WHY? WHY WASN'T THERE ANY INTERNATIONAL EFFORT AT COODINATING AID? Ok, the UN can lament the fact that this is a particularly difficult, confused situation but instead of lamentations, we would prefer to hear from the UN that it is ready to coordinate aid. What is needed desperately now is leadership to coordinate aid and avoid delays, overlaps and inefficient delivery of aid - not to mention the risk of running into ethical problems of giving too much to some while ignoring others.

I recall all the recent hype within the international community about "ONE United Nations", a series of ambitious overarching programmes and protocols to deliver support as one agency, in coordination with all UN agencies and their partners in civil society etc etc Fine, rousing words but where is the reality?

The reality is that when big countries like the USA or France loudly proclaim they are running to provide aid, the UN suddenly becomes MUTE!

Why?

When are we ever going to work together?

And now I'm coming to the second reason.

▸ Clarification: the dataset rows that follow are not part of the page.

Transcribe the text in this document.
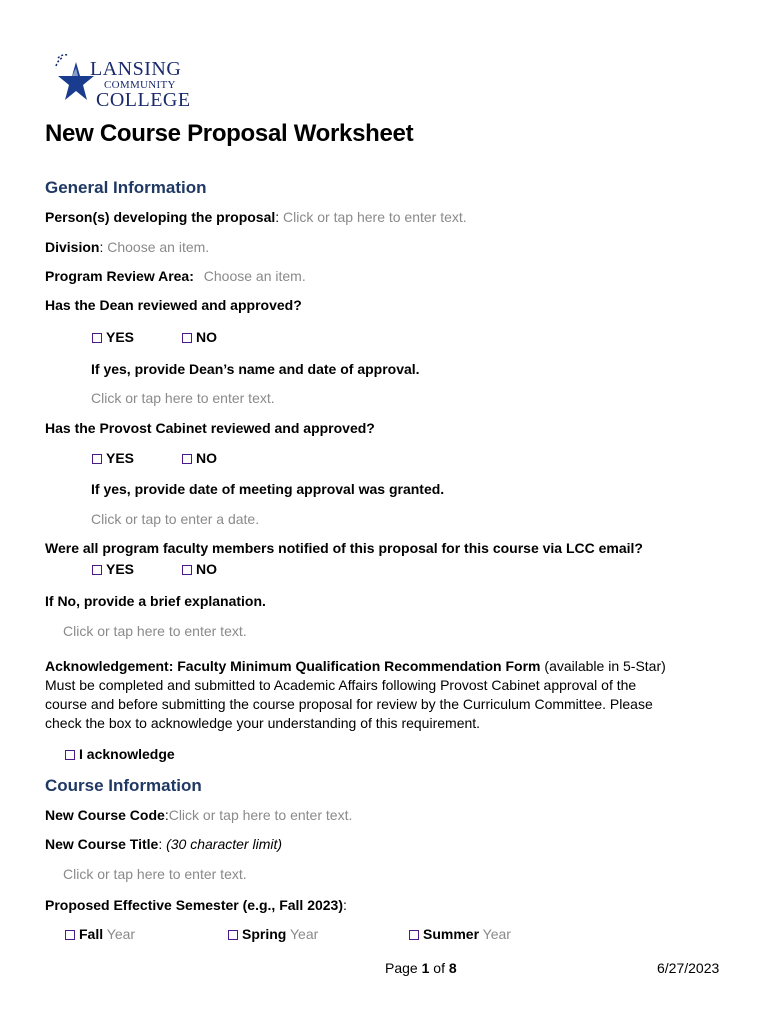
LANSING
COMMUNITY
COLLEGE
New Course Proposal Worksheet
General Information
Person(s) developing the proposal: Click or tap here to enter text.
Division: Choose an item.
Program Review Area: Choose an item.
Has the Dean reviewed and approved?
YES	NO
If yes, provide Dean’s name and date of approval.
Click or tap here to enter text.
Has the Provost Cabinet reviewed and approved?
YES	NO
If yes, provide date of meeting approval was granted.
Click or tap to enter a date.
Were all program faculty members notified of this proposal for this course via LCC email?
YES	NO
If No, provide a brief explanation.
Click or tap here to enter text.
Acknowledgement: Faculty Minimum Qualification Recommendation Form (available in 5-Star)
Must be completed and submitted to Academic Affairs following Provost Cabinet approval of the
course and before submitting the course proposal for review by the Curriculum Committee. Please
check the box to acknowledge your understanding of this requirement.
I acknowledge
Course Information
New Course Code:Click or tap here to enter text.
New Course Title: (30 character limit)
Click or tap here to enter text.
Proposed Effective Semester (e.g., Fall 2023):
Fall Year	Spring Year	Summer Year
Page 1 of 8	6/27/2023
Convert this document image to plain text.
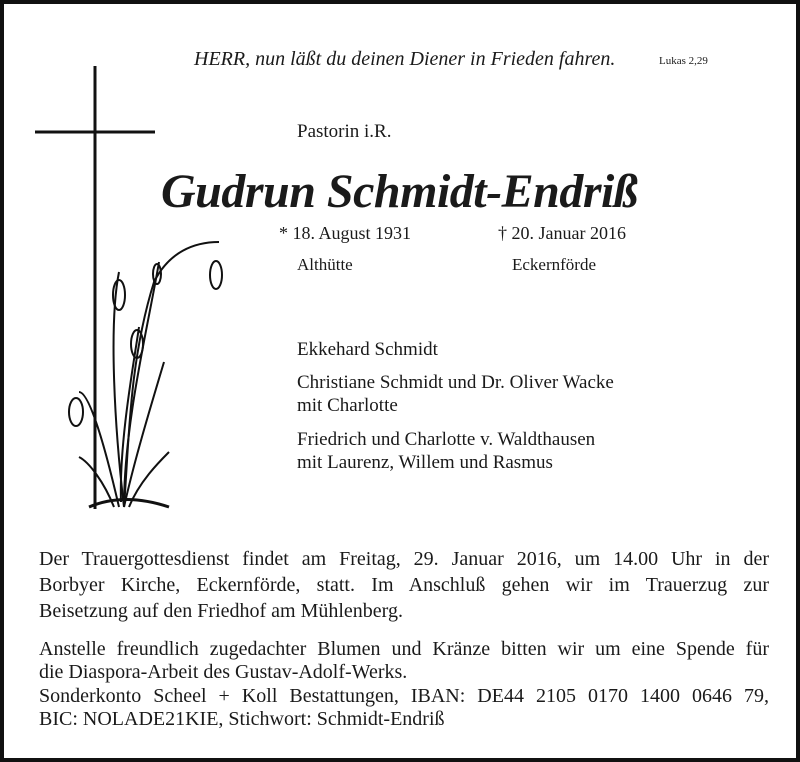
HERR, nun läßt du deinen Diener in Frieden fahren.	Lukas 2,29
Pastorin i.R.
Gudrun Schmidt-Endriß
* 18. August 1931	† 20. Januar 2016
Althütte	Eckernförde
Ekkehard Schmidt
Christiane Schmidt und Dr. Oliver Wacke
mit Charlotte
Friedrich und Charlotte v. Waldthausen
mit Laurenz, Willem und Rasmus
Der Trauergottesdienst findet am Freitag, 29. Januar 2016, um 14.00 Uhr in der
Borbyer Kirche, Eckernförde, statt. Im Anschluß gehen wir im Trauerzug zur
Beisetzung auf den Friedhof am Mühlenberg.
Anstelle freundlich zugedachter Blumen und Kränze bitten wir um eine Spende für
die Diaspora-Arbeit des Gustav-Adolf-Werks.
Sonderkonto Scheel + Koll Bestattungen, IBAN: DE44 2105 0170 1400 0646 79,
BIC: NOLADE21KIE, Stichwort: Schmidt-Endriß
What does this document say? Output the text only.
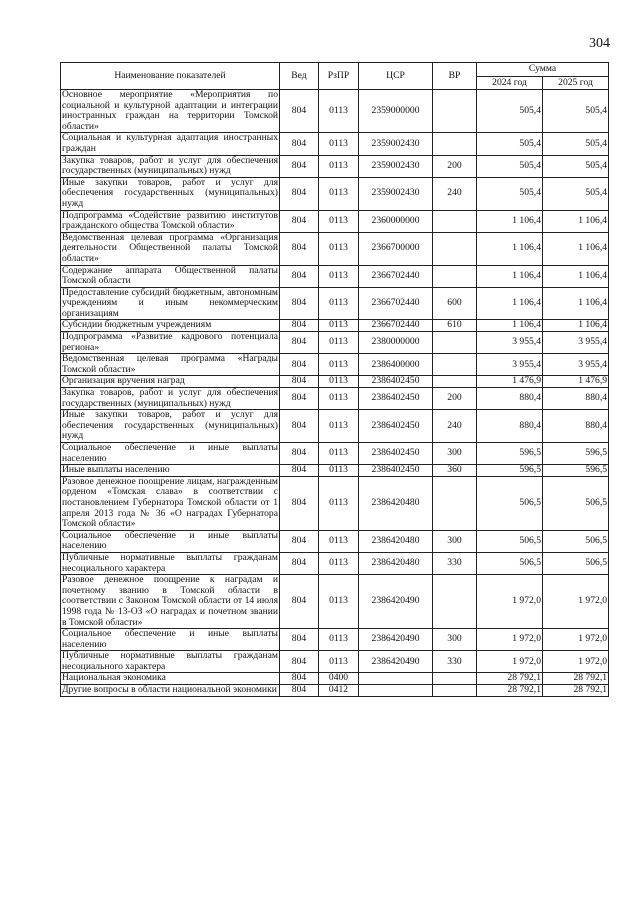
304
Наименование показателей	Вед	РзПР	ЦСР	ВР	Сумма	
					2024 год	2025 год
Основное мероприятие «Мероприятия по социальной и культурной адаптации и интеграции иностранных граждан на территории Томской области»	804	0113	2359000000		505,4	505,4
Социальная и культурная адаптация иностранных граждан	804	0113	2359002430		505,4	505,4
Закупка товаров, работ и услуг для обеспечения государственных (муниципальных) нужд	804	0113	2359002430	200	505,4	505,4
Иные закупки товаров, работ и услуг для обеспечения государственных (муниципальных) нужд	804	0113	2359002430	240	505,4	505,4
Подпрограмма «Содействие развитию институтов гражданского общества Томской области»	804	0113	2360000000		1 106,4	1 106,4
Ведомственная целевая программа «Организация деятельности Общественной палаты Томской области»	804	0113	2366700000		1 106,4	1 106,4
Содержание аппарата Общественной палаты Томской области	804	0113	2366702440		1 106,4	1 106,4
Предоставление субсидий бюджетным, автономным учреждениям и иным некоммерческим организациям	804	0113	2366702440	600	1 106,4	1 106,4
Субсидии бюджетным учреждениям	804	0113	2366702440	610	1 106,4	1 106,4
Подпрограмма «Развитие кадрового потенциала региона»	804	0113	2380000000		3 955,4	3 955,4
Ведомственная целевая программа «Награды Томской области»	804	0113	2386400000		3 955,4	3 955,4
Организация вручения наград	804	0113	2386402450		1 476,9	1 476,9
Закупка товаров, работ и услуг для обеспечения государственных (муниципальных) нужд	804	0113	2386402450	200	880,4	880,4
Иные закупки товаров, работ и услуг для обеспечения государственных (муниципальных) нужд	804	0113	2386402450	240	880,4	880,4
Социальное обеспечение и иные выплаты населению	804	0113	2386402450	300	596,5	596,5
Иные выплаты населению	804	0113	2386402450	360	596,5	596,5
Разовое денежное поощрение лицам, награжденным орденом «Томская слава» в соответствии с постановлением Губернатора Томской области от 1 апреля 2013 года № 36 «О наградах Губернатора Томской области»	804	0113	2386420480		506,5	506,5
Социальное обеспечение и иные выплаты населению	804	0113	2386420480	300	506,5	506,5
Публичные нормативные выплаты гражданам несоциального характера	804	0113	2386420480	330	506,5	506,5
Разовое денежное поощрение к наградам и почетному званию в Томской области в соответствии с Законом Томской области от 14 июля 1998 года № 13-ОЗ «О наградах и почетном звании в Томской области»	804	0113	2386420490		1 972,0	1 972,0
Социальное обеспечение и иные выплаты населению	804	0113	2386420490	300	1 972,0	1 972,0
Публичные нормативные выплаты гражданам несоциального характера	804	0113	2386420490	330	1 972,0	1 972,0
Национальная экономика	804	0400			28 792,1	28 792,1
Другие вопросы в области национальной экономики	804	0412			28 792,1	28 792,1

In this mess, it is clear that Haiti has nowhere to go but collapse into violence. The Tonton Macoutes that had been (maybe) slowly coming under government control in recent years, are now ready to act again. The political void created by the earthquake is a golden opportunity for them.

So, as I said in opening this post, what we are going to witness next in Haiti is bound to be a most painful humanitarian circus...unless...

Unless the international community can PULL ITS ACT TOGETHER and provide well-coordinated aid in a stabilized environment. That ought to be the UN's job, but will America and France let it?